Langkah itu bertujuan untuk membela keamanan nasional Mesir dan disahkan dengan suara bulat di legislatif.
Sekutu-sekutu Mesir di Libya, yang terdiri dari parlemen yang berafiliasi dengan suku Tobruk yang berafiliasi dengan Haftar, juga memberikan lampu hijau untuk pengerahan pasukan kendati ditentang oleh Pemerintah Kesepakatan Nasional (GNA) yang diakui PBB.
Sisi telah menunjukkan kemarahannya setelah pemerintah yang sah Libya mendepak Khalifa Haftar dari Tripoli.
Diktator Mesir itu telah menetapkan kota-kota strategis seperti Sirte dan Jufra sebagai “garis merah” bagi pasukan GNA. Ia berjanji akan menurunkan kekuatan militer jika sampai kota-kota itu direbut oleh pasukan GNA.
Sisi juga telah berusaha untuk membentuk aliansi suku-suku untuk mendukung Haftar, namun sejauh mana usaha itu berhasil belum bisa dipastikan.
“Kami sepenuhnya menolak keputusan parlemen Mesir berdasarkan undangan tidak sah oleh mereka yang mengaku mewakili suku-suku Libya dengan kedok parlemen,” kata GNA yang merujuk pada entitas Tobruk yang mendukung Haftar, seperti dikutip di TRT World, Kamis (23/7/2020).
Anggota parlemen GNA lebih lanjut meminta pemerintah untuk siap secara politis dan praktis menanggapi ancaman ini, dan mempertimbangkan setiap opsi untuk memberikan respons yang benar.
Menteri Dalam Negeri Libya, Fathi Bashagha pada hari Selasa mengatakan bahwa keputusan parlemen Mesir adalah “deklarasi perang” terhadap negaranya.
Dalam sebuah tweet yang kemudian dihapus, Bashagha berkata, “Persetujuan parlemen Mesir untuk penempatan pasukan di luar perbatasan bagian barat adalah deklarasi perang terhadap Libya dan melanggar Liga Arab dan piagam PBB.”
Ia menjelaskan bahwa pasukan asing di wilayah Libya akan diperlakukan sebagai musuh. Dan pihak keamanan Libya tidak akan ragu untuk mempertahankan kedaulatan negaranya.

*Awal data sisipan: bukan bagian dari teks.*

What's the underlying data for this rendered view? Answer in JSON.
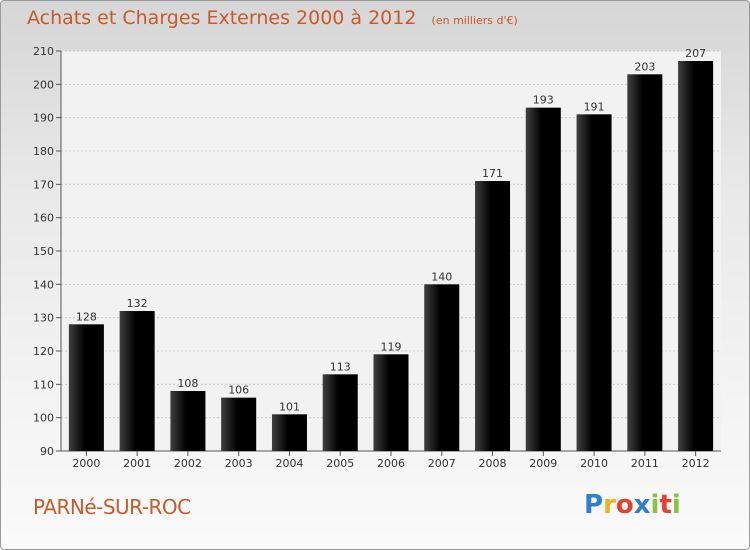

Pertanyaan Tentang Legitimasi
Pada tahun 2015, PBB membantu menengahi kesepakatan antara pihak-pihak yang bertikai setelah pembicaraan di Shirkat, Maroko. Peserta sepakat untuk membentuk pemerintah persatuan, yang diakui oleh PBB dan masyarakat internasional.
Pemerintah membentuk GNA, yang merupakan satu-satunya entitas yang memiliki kekuatan hukum untuk memerintah wilayah Libya dan sebagai wakil negara di panggung internasional.
“Ini meminta negara-negara anggota untuk berhenti memberi dukungan dan kontak resmi dengan lembaga-lembaga lain yang mengklaim sebagai otoritas yang sah, tetapi yang berada di luar perjanjian politik,” kata Dewan Keamanan PBB saat itu.
Namun, beberapa negara tampaknya tidak mengindahkan aturan ini, dan memilih untuk mendukung Haftar dalam melawan pemerintah pusat. Rusia, UEA, Perancis, Arab Saudi, dan Mesir telah mendukung Haftar.
Asisten Sekjen Liga Arab, Hossam Zaki telah mengkonfirmasi bahwa GNA adalah pemerintah yang sah bagi Liga Arab, Uni Afrika, dan PBB.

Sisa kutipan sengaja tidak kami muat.